Tens of thousands of LGBTQ folk and their allies marched through Hollywood and West Hollywood on Sunday for the Resist March, a protest which this year replaced the colorful and over-the-top celebratory atmosphere of a Pride parade.
The event was billed as non-partisan, but unmistakeable was the heavy presence of marchers bearing anti-Trump signs, speakers decrying the administration’s immigration, healthcare and civil rights policies, and Democrats calling for a burst of activism to channel into the 2018 elections.
At a rally on Santa Monica Boulevard at the march’s end point, House Minority Leader Nancy Pelosi led the crowd in a chant, asking “Why do we resist?” “Because this is not normal,” the crowd answered.
“Now let me tell you this, what our colleagues and I hear sometimes in the Congress. ‘It’s easy for you. You represent California, where people are so tolerant.’ And I say to them. ‘Don’t use the word ‘tolerant.’ That is a condescending word.’ This is not about tolerance. This is about taking pride. This is about respect.”

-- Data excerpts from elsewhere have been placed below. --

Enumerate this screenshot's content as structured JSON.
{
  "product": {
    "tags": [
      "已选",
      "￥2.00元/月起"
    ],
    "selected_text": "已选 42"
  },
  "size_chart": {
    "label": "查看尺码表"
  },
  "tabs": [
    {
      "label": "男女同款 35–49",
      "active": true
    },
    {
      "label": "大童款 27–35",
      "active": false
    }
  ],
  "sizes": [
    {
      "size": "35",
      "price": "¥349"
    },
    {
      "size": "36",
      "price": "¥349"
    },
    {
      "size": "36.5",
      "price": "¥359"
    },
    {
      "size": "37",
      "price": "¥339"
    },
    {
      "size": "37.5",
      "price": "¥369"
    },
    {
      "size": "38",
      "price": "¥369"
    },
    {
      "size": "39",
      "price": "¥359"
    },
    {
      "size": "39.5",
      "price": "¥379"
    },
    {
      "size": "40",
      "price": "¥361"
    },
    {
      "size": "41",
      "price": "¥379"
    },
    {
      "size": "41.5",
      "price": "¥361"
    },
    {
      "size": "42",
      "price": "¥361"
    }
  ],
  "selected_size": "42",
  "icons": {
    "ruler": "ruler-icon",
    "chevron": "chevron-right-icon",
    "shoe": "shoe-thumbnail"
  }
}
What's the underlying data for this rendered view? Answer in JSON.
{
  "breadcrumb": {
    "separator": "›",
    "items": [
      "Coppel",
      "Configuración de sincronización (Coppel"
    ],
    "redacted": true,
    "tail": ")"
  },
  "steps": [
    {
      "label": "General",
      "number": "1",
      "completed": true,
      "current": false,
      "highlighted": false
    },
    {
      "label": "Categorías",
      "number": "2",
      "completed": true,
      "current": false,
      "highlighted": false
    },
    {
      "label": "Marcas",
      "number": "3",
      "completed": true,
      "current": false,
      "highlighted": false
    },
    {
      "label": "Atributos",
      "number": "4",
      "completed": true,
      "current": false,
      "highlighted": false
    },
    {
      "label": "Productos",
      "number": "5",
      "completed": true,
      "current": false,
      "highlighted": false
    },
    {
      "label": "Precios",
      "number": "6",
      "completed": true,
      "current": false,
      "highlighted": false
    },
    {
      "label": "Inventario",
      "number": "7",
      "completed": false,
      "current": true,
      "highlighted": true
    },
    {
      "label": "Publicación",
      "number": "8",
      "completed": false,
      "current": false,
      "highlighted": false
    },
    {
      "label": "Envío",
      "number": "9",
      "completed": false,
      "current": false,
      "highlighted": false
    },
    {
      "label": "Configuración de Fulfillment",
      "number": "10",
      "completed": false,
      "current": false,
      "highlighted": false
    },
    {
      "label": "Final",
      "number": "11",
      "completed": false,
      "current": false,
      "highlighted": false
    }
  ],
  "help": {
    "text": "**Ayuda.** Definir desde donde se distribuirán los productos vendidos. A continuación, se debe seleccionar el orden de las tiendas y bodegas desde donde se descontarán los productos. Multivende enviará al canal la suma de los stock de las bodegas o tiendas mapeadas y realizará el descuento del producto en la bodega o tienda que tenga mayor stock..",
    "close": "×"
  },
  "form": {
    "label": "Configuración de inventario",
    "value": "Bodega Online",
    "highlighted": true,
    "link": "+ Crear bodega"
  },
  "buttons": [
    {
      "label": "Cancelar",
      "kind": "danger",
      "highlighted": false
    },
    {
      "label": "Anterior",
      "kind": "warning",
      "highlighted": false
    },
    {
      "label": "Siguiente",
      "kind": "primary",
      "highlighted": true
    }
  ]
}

She called for passage of legislation to protect LGBTQ Americans from discrimination, but she also talked of winning back the House in 2018. Not to be outdone, Rep. Maxine Waters (D-Calif.), who said that Trump “stands for the worst of everything,” led the crowd in a chant of “Impeach 45.”

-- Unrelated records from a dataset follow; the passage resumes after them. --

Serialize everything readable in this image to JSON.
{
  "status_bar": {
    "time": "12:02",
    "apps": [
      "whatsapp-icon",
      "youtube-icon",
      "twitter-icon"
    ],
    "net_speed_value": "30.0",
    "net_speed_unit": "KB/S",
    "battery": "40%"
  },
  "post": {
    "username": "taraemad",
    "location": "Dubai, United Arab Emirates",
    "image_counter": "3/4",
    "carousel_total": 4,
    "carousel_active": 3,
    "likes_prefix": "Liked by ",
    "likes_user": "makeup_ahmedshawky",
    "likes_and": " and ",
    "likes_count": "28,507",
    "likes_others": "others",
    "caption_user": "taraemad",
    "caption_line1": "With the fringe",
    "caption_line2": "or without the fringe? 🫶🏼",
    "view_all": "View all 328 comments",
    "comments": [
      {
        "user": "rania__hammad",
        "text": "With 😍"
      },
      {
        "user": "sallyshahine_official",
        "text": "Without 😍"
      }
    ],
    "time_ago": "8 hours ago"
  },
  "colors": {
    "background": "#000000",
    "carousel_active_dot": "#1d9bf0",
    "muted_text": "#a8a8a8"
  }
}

“When he thinks he can mess with the LGBT community, he better know what happens right here in West Hollywood,” Waters said of the President.

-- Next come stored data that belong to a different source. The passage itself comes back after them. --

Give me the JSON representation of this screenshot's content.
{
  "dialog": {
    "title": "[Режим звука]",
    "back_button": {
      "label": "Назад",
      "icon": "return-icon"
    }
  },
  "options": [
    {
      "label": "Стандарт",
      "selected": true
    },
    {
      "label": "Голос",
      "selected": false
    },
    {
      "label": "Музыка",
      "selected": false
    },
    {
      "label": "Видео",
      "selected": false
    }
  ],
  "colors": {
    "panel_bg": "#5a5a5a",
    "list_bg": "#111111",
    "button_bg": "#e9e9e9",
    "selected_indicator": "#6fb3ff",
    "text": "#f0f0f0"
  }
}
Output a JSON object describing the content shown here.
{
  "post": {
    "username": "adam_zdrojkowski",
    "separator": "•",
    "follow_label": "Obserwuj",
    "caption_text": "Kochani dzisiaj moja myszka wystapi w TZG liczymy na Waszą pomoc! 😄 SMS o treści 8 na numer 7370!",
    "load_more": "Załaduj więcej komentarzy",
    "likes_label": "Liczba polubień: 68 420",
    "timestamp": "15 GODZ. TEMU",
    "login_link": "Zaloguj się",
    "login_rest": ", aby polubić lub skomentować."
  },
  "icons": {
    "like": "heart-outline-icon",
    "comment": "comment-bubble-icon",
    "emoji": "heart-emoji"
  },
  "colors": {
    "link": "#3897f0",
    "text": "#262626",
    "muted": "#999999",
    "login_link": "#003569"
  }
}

Rep. Adam Schiff (D-Calif.), the ranking member of the House Intelligence Committee, told the gathering, “We are still as proud as ever, but we are also mad as hell.”
“The LGBT community has always been the tip of the spear of resistance,” he said. “This community has always been on the forefront of so much positive change.”
Brian Pendleton, the organizer of the event, said that more than 100,000 people were in attendance.
Among the signs: “Batman’s dead … but the Joker is still our President.” “I’ve seen better cabinets at Ikea.” “American Horror Story: Trump.” “Resist Covfefe Betches!!!” “If Hillary Was President We’d All Be At Lunch Right Now.”
“I am terribly against the Trump agenda. I am pro-choice, pro-sexuality, pro-good government, and we need a change,” said Tauby Lynn Ross, who held a sign that read “I am … just a person … love is love.” The words gay-bi-straight were crossed out.
Ross, who identifies as straight, said that they have been to previous Pride events, but “wanted to go to this one because [they] knew it would be different.” “I went to the Women’s March in Washington, so I have been marching since January,” they said with pride.
There had been some questions as to whether the parade should be replaced by a march this year, but most speakers said that it was entirely in line with the meaning of Pride events.
“What do you think the parade was about for the past 40 years?” asked West Hollywood City Councilman John Duran, pointing out that Pride events have their roots in protests of the late 1960s. He noted that when Los Angeles police raided the Black Cat Bar in Silver Lake in 1967, arresting same-sex couples for kissing each other, “our forefathers and mothers fought back and resisted against that unjust law.”
Chad Griffin, the president of the Human Rights Campaign, also noted that the passage of Proposition 8 in 2008, which banned same-sex marriage in California, led to a backlash that saw protests and court challenges and eventually the Supreme Court recognition of gay nuptials in a 2015 decision.
“We built coalitions and changed hearts and minds,” he said, adding that “Just like Proposition 8, together we are going to defeat Donald Trump.”
A number of Hollywood figures spoke, including America Ferrera, Chris Rock, Adam Lambert, Jussie Smollett, and Margaret Cho.
Cho, never one to shy away from humor at the edge, told a series of ribald jokes about Trump’s sex life with his wife Melania, drawing on what Trump said in that infamous “Access Hollywood” video. “I don’t think he grabbed Melania by the p—y. I think he grabbed her with a green card.”